M H Machado, N Clode, L M Graça, C G Cardoso

Abstract


The epidemiologic aspects of 311 consecutive cases of hypertension associated with pregnancy seen in the Department of Obstetrics and Gynecology, Hospital de Santa Maria/University of Lisbon Medical School between January 1st 1988 and December 31st 1992, are reviewed. Seventeen cases were multifetal pregnancies. Using the criteria proposed by the American College of Obstetricians and Gynecologists the cases were classified as follows: Mild preeclampsia, 64 cases (7 in twins); severe preeclampsia 50 cases (5 in twins); chronic hypertensive disease, 81 (1 in twins); chronic hypertension with superimposed preeclampsia, 16 (all singleton pregnancies); transient hypertension of pregnancy, 84 (4 in twins); unclassified hypertension, 16 cases of singleton pregnancies. No maternal deaths occurred.
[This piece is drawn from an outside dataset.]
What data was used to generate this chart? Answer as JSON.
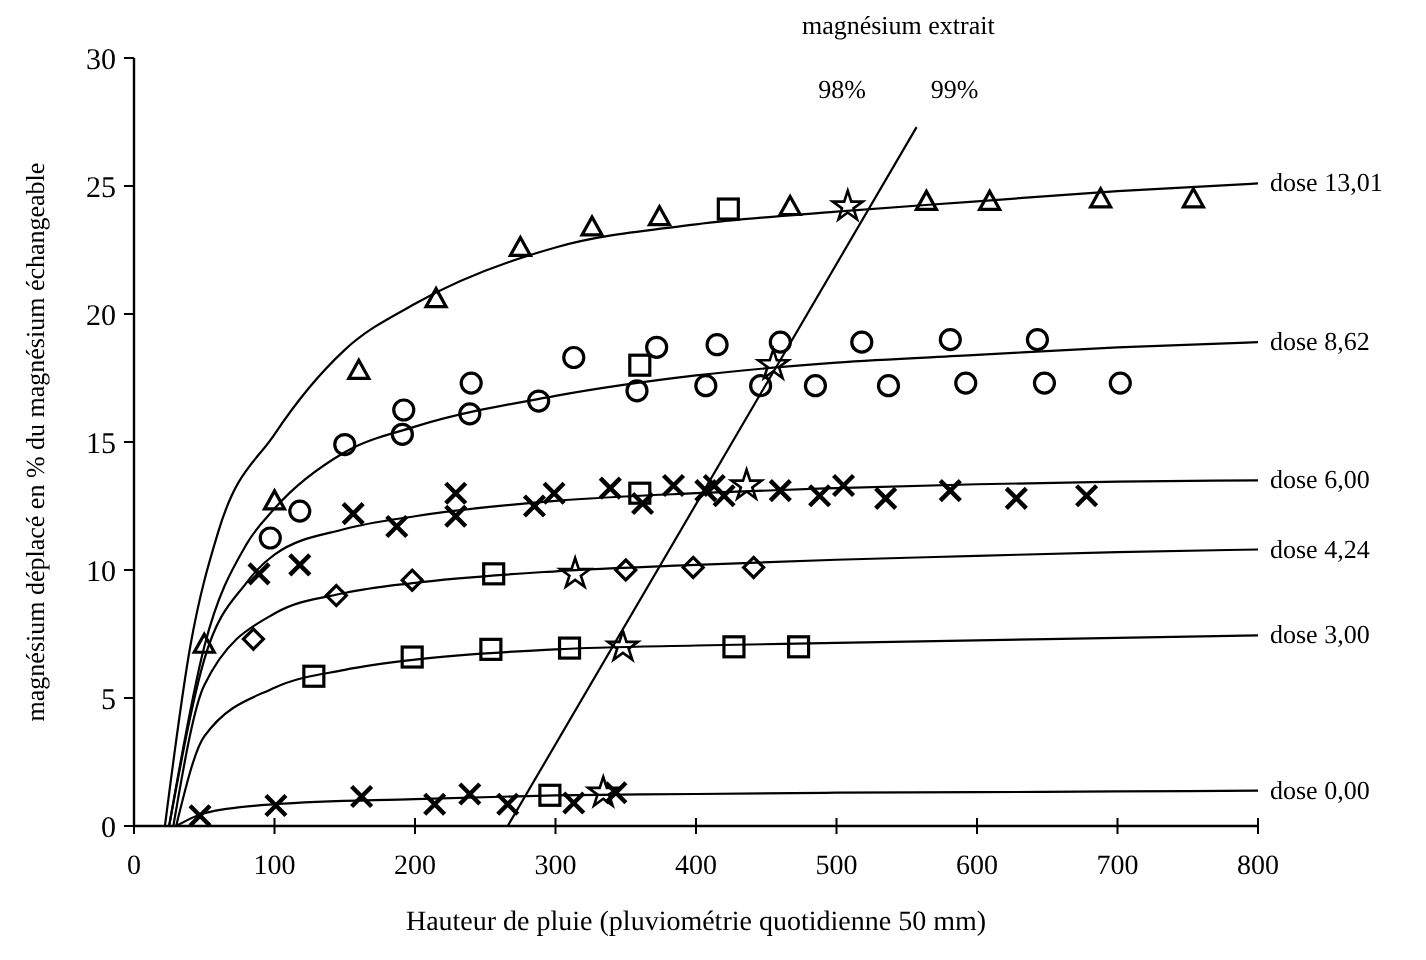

The most frequent maternal complications (eclampsia, HELLP syndrome, abruptio placentae and acute renal failure) were seen in preeclampsia (mild and severe forms). Only 2 significant maternal complications were observed in the cases of superimposed preeclampsia on chronic hypertensive disease. In the other groups maternal complications were seldom seen. Excepting in transient hypertension, perinatal morbidity and mortality were frequent in all groups, specially in severe preeclampsia and superimposed preeclampsia, when the delivery occurred before 34 weeks; after that time of pregnancy there were no neonatal deaths in any of the groups and intrauterine growth retardation and fetal distress were the most common fetal complications in all groups. In the whole, uncomplicated chronic hypertension and transient hypertension of pregnancy were the clinical situations in which maternal and perinatal complications were milder and less frequent. No perinatal problems were found in the group of unclassified hypertension.